• Nenhum resultado encontrado

Lazer: Raízes etimológicas

A origem etimológica da palavra lazer é proveniente do latim licere/licet, cuja existência está documentada, segundo Faria (1967), em várias obras da antiguidade, tais como Verrinas, Pro Roscio Amerino e Pro Balbo, de autoria de Cícero. Estes termos foram criados pela antiga civilização romana e significavam ser lícito, ser permitido, poder, ter o direito (TORRINHA, 1937; FERREIRA, [s.d.]).

A explanação acima abrange o sentido literal do vocábulo licere, instigando-me a caminhar em direção à compreensão dos significados assumidos pelo lazer em um contexto determinado social e historicamente. Neste percurso, é importante considerar as reflexões já sistematizadas, sobre a questão, por estudiosos brasileiros do lazer.

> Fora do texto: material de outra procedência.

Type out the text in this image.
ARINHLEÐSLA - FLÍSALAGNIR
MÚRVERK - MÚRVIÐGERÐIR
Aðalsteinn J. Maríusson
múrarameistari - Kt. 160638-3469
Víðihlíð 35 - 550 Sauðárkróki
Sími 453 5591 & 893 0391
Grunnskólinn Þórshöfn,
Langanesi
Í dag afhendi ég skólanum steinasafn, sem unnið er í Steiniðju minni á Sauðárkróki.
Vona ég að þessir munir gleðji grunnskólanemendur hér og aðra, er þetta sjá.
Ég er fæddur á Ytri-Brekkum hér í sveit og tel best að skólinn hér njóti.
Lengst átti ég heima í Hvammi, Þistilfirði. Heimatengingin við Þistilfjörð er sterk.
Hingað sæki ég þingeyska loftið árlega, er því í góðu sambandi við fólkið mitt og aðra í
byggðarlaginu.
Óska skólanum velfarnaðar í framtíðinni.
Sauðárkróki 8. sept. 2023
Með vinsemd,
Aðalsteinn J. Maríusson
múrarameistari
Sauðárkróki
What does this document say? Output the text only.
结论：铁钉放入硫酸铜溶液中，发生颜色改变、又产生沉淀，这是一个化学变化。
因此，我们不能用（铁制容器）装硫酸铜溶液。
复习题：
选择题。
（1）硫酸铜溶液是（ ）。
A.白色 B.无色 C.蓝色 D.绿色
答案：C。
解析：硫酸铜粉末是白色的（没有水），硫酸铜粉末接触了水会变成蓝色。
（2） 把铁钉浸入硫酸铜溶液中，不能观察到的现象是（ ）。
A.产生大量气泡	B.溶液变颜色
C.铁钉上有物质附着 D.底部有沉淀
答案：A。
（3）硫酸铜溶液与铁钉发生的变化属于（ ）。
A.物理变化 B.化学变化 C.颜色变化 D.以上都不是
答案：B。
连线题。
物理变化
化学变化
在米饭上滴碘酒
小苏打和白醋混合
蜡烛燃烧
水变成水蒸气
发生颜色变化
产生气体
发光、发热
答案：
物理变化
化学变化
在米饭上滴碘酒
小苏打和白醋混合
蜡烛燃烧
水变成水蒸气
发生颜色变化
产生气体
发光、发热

Marinho (1979) afirma que o latim licere está relacionado com o tempo. Conforme suas constatações, os romanos racionalizaram o trabalho dos escravos e, para preservá-los, permitiam um tempo livre das obrigações cotidianas para cuidarem de si, zelarem por suas coisas e cultivarem suas artes. Para o autor, a estas “horas de lazer” foi dado o nome licere, isto é,

[...] as horas disponíveis para atividades voluntárias, que nada tinham a ver com a jornada de trabalho a que o escravo estava obrigado ou a atividade que lhe era própria. Este direito ao lazer tornou-se consuetudinário, principalmente entre os gladiadores. Assim, entre os romanos, o lazer (licere) passou a ser, sobretudo, o tempo de que o escravo dispunha livremente, para as suas atividades voluntárias. (MARINHO, 1979, p.18). Se o lazer é tomado como sinônimo das horas disponíveis para o “não trabalho” dos escravos, implícita está a idéia do exercício permitido de atividades desvinculadas do tempo dedicado aos deveres e obrigações. Observa-se, assim, que ao caracterizar o lazer na antiguidade o autor destaca a dimensão temporal do objeto. Esta observação sobre a raiz

etimológica do lazer coincide com os sentidos por ele incorporados na modernidade, freqüentemente associados com “horas disponíveis”, com um tempo de “não trabalho” a ser “livremente” empregado.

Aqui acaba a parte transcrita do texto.